Critics of this consent model have called it "pay-or-okay", claiming that the monthly fee is disproportional and that users are not able to withdraw their consent to tracking as easily as it is given, which the GDPR requires. Massimiliano Gelmi, a data protection lawyer at NOYB, has stated that "The law is clear, withdrawing consent must be as easy as giving it in the first place. It is painfully obvious that paying €251,88 per year to withdraw consent is not as easy as clicking an 'Okay' button to accept the tracking."

On 17 April 2024, the European Data Protection Board released a non-binding opinion stating that in most cases, consent-or-pay models do not constitute valid consent within the meaning of the GDPR.

==European Commission investigation and fine==
On 1 July 2024, the European Commission, which acts as the EU competition enforcer, announced that it had opened an investigation against Meta under the provisions of the Digital Markets Act (DMA), with the preliminary findings claiming that Meta's approach was not in compliance with the DMA, an assertion that Meta has disputed. On 22 April 2025, the Commission found that Meta's binary Consent or Pay advertising model that was in effect on Facebook and Instagram from November 2023 to November 2024 was not compliant with the DMA, and fined Meta €200 million.
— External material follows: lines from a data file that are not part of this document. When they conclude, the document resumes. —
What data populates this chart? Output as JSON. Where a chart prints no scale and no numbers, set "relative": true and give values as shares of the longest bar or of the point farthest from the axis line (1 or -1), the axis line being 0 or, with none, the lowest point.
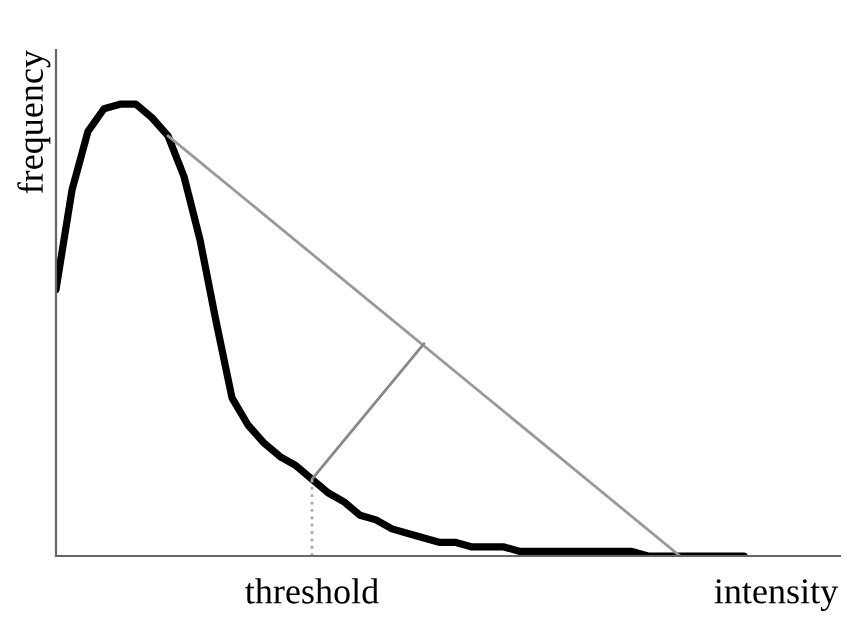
{
  "chart_data": {
    "type": "line",
    "relative": true,
    "ylabel": "frequency",
    "categories": [
      null,
      null,
      null,
      null,
      null,
      null,
      null,
      null,
      null,
      null,
      null,
      null,
      null,
      null,
      null,
      null,
      "threshold",
      null,
      null,
      null,
      null,
      null,
      null,
      null,
      null,
      null,
      null,
      null,
      null,
      null,
      null,
      null,
      null,
      null,
      null,
      null,
      null,
      null,
      null,
      null,
      null,
      null,
      null,
      null,
      null,
      "intensity",
      null,
      null,
      null,
      null
    ],
    "series": [
      {
        "color": "#000000",
        "values": [
          0.59,
          0.81,
          0.94,
          0.99,
          1,
          1,
          0.97,
          0.93,
          0.84,
          0.7,
          0.52,
          0.35,
          0.29,
          0.25,
          0.22,
          0.2,
          0.17,
          0.14,
          0.12,
          0.09,
          0.08,
          0.06,
          0.05,
          0.04,
          0.03,
          0.03,
          0.02,
          0.02,
          0.02,
          0.01,
          0.01,
          0.01,
          0.01,
          0.01,
          0.01,
          0.01,
          0.01,
          0,
          0,
          0,
          0,
          0,
          0,
          0,
          null,
          null,
          null,
          null,
          null,
          null
        ]
      },
      {
        "color": "#999999",
        "values": [
          null,
          null,
          null,
          null,
          null,
          null,
          null,
          0.93,
          null,
          null,
          null,
          null,
          null,
          null,
          null,
          null,
          null,
          null,
          null,
          null,
          null,
          null,
          null,
          null,
          null,
          null,
          null,
          null,
          null,
          null,
          null,
          null,
          null,
          null,
          null,
          null,
          null,
          null,
          null,
          0,
          null,
          null,
          null,
          null,
          null,
          null,
          null,
          null,
          null,
          null
        ]
      },
      {
        "color": "#888888",
        "values": [
          null,
          null,
          null,
          null,
          null,
          null,
          null,
          null,
          null,
          null,
          null,
          null,
          null,
          null,
          null,
          null,
          0.17,
          null,
          null,
          null,
          null,
          null,
          null,
          0.47,
          null,
          null,
          null,
          null,
          null,
          null,
          null,
          null,
          null,
          null,
          null,
          null,
          null,
          null,
          null,
          null,
          null,
          null,
          null,
          null,
          null,
          null,
          null,
          null,
          null,
          null
        ]
      }
    ],
    "ref_lines": [
      {
        "axis": "x",
        "value": "threshold",
        "color": "#aaaaaa",
        "line_style": "dotted"
      }
    ]
  }
}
The Commission stated that it is still assessing Meta's new version of consent or pay, which uses less personal data and was introduced in November 2024.

In June 2025, European Commission warned Meta Platforms that they may face daily fines.

== Other uses ==
Although Meta has faced most of the scrutiny and criticism regarding the use of consent-or-pay, other companies have also utilised the tactic. The Austrian Data Protection Authority (Datenschutzbehörde) has found that Der Standard, a German-language newspaper, has acted unlawfully by using consent-or-pay on its site, while others, including Der Spiegel, Die Zeit, Heise, the Frankfurter Allgemeine Zeitung, the Kronen Zeitung, and T-Online, have been accused of doing the same.